Historically, Xylosma schwaneckeana was placed in Flacourtiaceae under older classification systems such as those of Cronquist and Takhtajan. Eventually, Flacourtiaceae, including this taxon, were reclassified into Salicaceae, a placement adopted by the APG III system and subsequently recognized by Plants of the World Online, though this classification remains disputed.

===Etymology===
Regionally, the plant is known by candela, palo colorado, and palo de candela, and is generally known as redstick and Schwaneck's logwood.

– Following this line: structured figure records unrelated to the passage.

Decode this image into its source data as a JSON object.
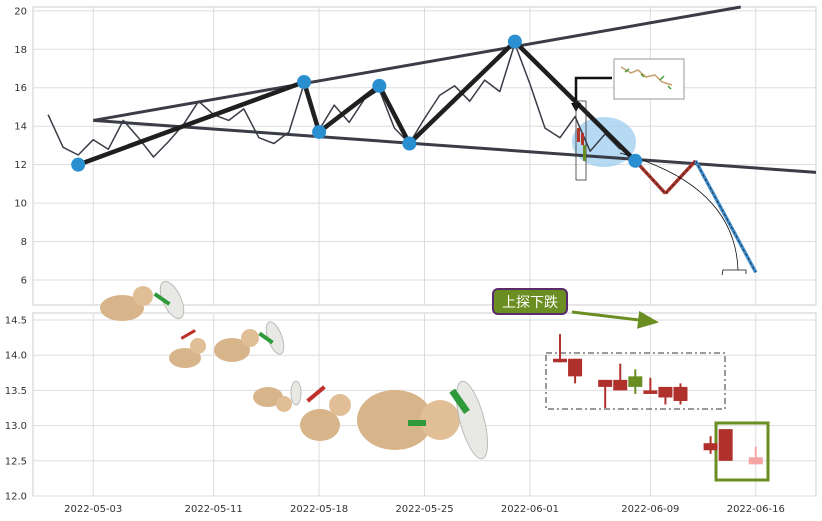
{
  "chart_data": [
    {
      "type": "line",
      "panel": "top",
      "ylim": [
        4.7,
        20.2
      ],
      "yticks": [
        6,
        8,
        10,
        12,
        14,
        16,
        18,
        20
      ],
      "grid": true,
      "price_points": [
        {
          "x": "2022-04-30",
          "y": 14.6
        },
        {
          "x": "2022-05-01",
          "y": 12.9
        },
        {
          "x": "2022-05-02",
          "y": 12.5
        },
        {
          "x": "2022-05-03",
          "y": 13.3
        },
        {
          "x": "2022-05-04",
          "y": 12.8
        },
        {
          "x": "2022-05-05",
          "y": 14.3
        },
        {
          "x": "2022-05-06",
          "y": 13.4
        },
        {
          "x": "2022-05-07",
          "y": 12.4
        },
        {
          "x": "2022-05-08",
          "y": 13.2
        },
        {
          "x": "2022-05-09",
          "y": 14.1
        },
        {
          "x": "2022-05-10",
          "y": 15.3
        },
        {
          "x": "2022-05-11",
          "y": 14.6
        },
        {
          "x": "2022-05-12",
          "y": 14.3
        },
        {
          "x": "2022-05-13",
          "y": 14.9
        },
        {
          "x": "2022-05-14",
          "y": 13.4
        },
        {
          "x": "2022-05-15",
          "y": 13.1
        },
        {
          "x": "2022-05-16",
          "y": 13.7
        },
        {
          "x": "2022-05-17",
          "y": 16.2
        },
        {
          "x": "2022-05-18",
          "y": 13.8
        },
        {
          "x": "2022-05-19",
          "y": 15.1
        },
        {
          "x": "2022-05-20",
          "y": 14.2
        },
        {
          "x": "2022-05-21",
          "y": 15.4
        },
        {
          "x": "2022-05-22",
          "y": 15.9
        },
        {
          "x": "2022-05-23",
          "y": 13.9
        },
        {
          "x": "2022-05-24",
          "y": 13.1
        },
        {
          "x": "2022-05-25",
          "y": 14.4
        },
        {
          "x": "2022-05-26",
          "y": 15.6
        },
        {
          "x": "2022-05-27",
          "y": 16.1
        },
        {
          "x": "2022-05-28",
          "y": 15.3
        },
        {
          "x": "2022-05-29",
          "y": 16.4
        },
        {
          "x": "2022-05-30",
          "y": 15.8
        },
        {
          "x": "2022-05-31",
          "y": 18.3
        },
        {
          "x": "2022-06-01",
          "y": 16.2
        },
        {
          "x": "2022-06-02",
          "y": 13.9
        },
        {
          "x": "2022-06-03",
          "y": 13.4
        },
        {
          "x": "2022-06-04",
          "y": 14.5
        },
        {
          "x": "2022-06-05",
          "y": 12.7
        },
        {
          "x": "2022-06-06",
          "y": 13.6
        },
        {
          "x": "2022-06-07",
          "y": 12.8
        }
      ],
      "trend_lines": [
        {
          "role": "upper",
          "from": {
            "x": "2022-05-03",
            "y": 14.3
          },
          "to": {
            "x": "2022-06-15",
            "y": 20.2
          }
        },
        {
          "role": "lower",
          "from": {
            "x": "2022-05-03",
            "y": 14.3
          },
          "to": {
            "x": "2022-06-20",
            "y": 11.6
          }
        }
      ],
      "zigzag": [
        {
          "x": "2022-05-02",
          "y": 12.0
        },
        {
          "x": "2022-05-17",
          "y": 16.3
        },
        {
          "x": "2022-05-18",
          "y": 13.7
        },
        {
          "x": "2022-05-22",
          "y": 16.1
        },
        {
          "x": "2022-05-24",
          "y": 13.1
        },
        {
          "x": "2022-05-31",
          "y": 18.4
        },
        {
          "x": "2022-06-08",
          "y": 12.2
        }
      ],
      "projection": [
        {
          "x": "2022-06-08",
          "y": 12.2
        },
        {
          "x": "2022-06-10",
          "y": 10.5
        },
        {
          "x": "2022-06-12",
          "y": 12.2
        },
        {
          "x": "2022-06-16",
          "y": 6.4
        }
      ],
      "colors": {
        "price": "#3a3d47",
        "trend": "#3a3d47",
        "zigzag": "#1f1f1f",
        "marker": "#2a8fd0",
        "down": "#b0352b",
        "down2": "#3f8fd0",
        "zone": "#9ecdf0"
      }
    },
    {
      "type": "candlestick",
      "panel": "bottom",
      "ylim": [
        12.0,
        14.6
      ],
      "yticks": [
        12.0,
        12.5,
        13.0,
        13.5,
        14.0,
        14.5
      ],
      "xlim": [
        "2022-04-29",
        "2022-06-20"
      ],
      "xticks": [
        "2022-05-03",
        "2022-05-11",
        "2022-05-18",
        "2022-05-25",
        "2022-06-01",
        "2022-06-09",
        "2022-06-16"
      ],
      "grid": true,
      "annotation": "上探下跌",
      "candles": [
        {
          "x": "2022-06-03",
          "open": 13.95,
          "high": 14.3,
          "low": 13.9,
          "close": 13.9
        },
        {
          "x": "2022-06-04",
          "open": 13.95,
          "high": 13.95,
          "low": 13.6,
          "close": 13.7
        },
        {
          "x": "2022-06-06",
          "open": 13.65,
          "high": 13.65,
          "low": 13.25,
          "close": 13.55
        },
        {
          "x": "2022-06-07",
          "open": 13.65,
          "high": 13.88,
          "low": 13.5,
          "close": 13.5
        },
        {
          "x": "2022-06-08",
          "open": 13.55,
          "high": 13.8,
          "low": 13.45,
          "close": 13.7
        },
        {
          "x": "2022-06-09",
          "open": 13.5,
          "high": 13.68,
          "low": 13.45,
          "close": 13.45
        },
        {
          "x": "2022-06-10",
          "open": 13.55,
          "high": 13.55,
          "low": 13.3,
          "close": 13.4
        },
        {
          "x": "2022-06-11",
          "open": 13.55,
          "high": 13.6,
          "low": 13.3,
          "close": 13.35
        },
        {
          "x": "2022-06-13",
          "open": 12.75,
          "high": 12.85,
          "low": 12.6,
          "close": 12.65
        },
        {
          "x": "2022-06-14",
          "open": 12.95,
          "high": 12.95,
          "low": 12.5,
          "close": 12.5
        },
        {
          "x": "2022-06-16",
          "open": 12.55,
          "high": 12.7,
          "low": 12.45,
          "close": 12.45
        }
      ],
      "colors": {
        "up": "#6b8e23",
        "down": "#b0302b",
        "faded": "#f4a6a6",
        "highlight": "#6b8e23",
        "callout_bg": "#6b8e23",
        "callout_border": "#5a2a6a",
        "arrow": "#6b8e23"
      }
    }
  ]
}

The genus name Xylosma derives from xylon (ξύλον), meaning 'wood' or 'tree', and osmé (ὀσμή), meaning "smell," overall referring to the aromatic wood found in some species. The species epithet schwaneckeana is likely in honor of Carl Schwanecke, who collected a specimen of the plant.

==Conservation status==
Xylosma schwaneckeana is classified as Critically Imperiled by NatureServe due to its extremely limited distribution and low population numbers. Fewer than 250 individuals have been documented, and while the species benefits from partial protection within these public lands, its long-term viability remains uncertain. No federal or international legal protection currently applies, and major threats to its habitat have not yet been fully assessed. Continued monitoring, habitat surveys, and strategic conservation efforts are recommended to safeguard its remaining populations.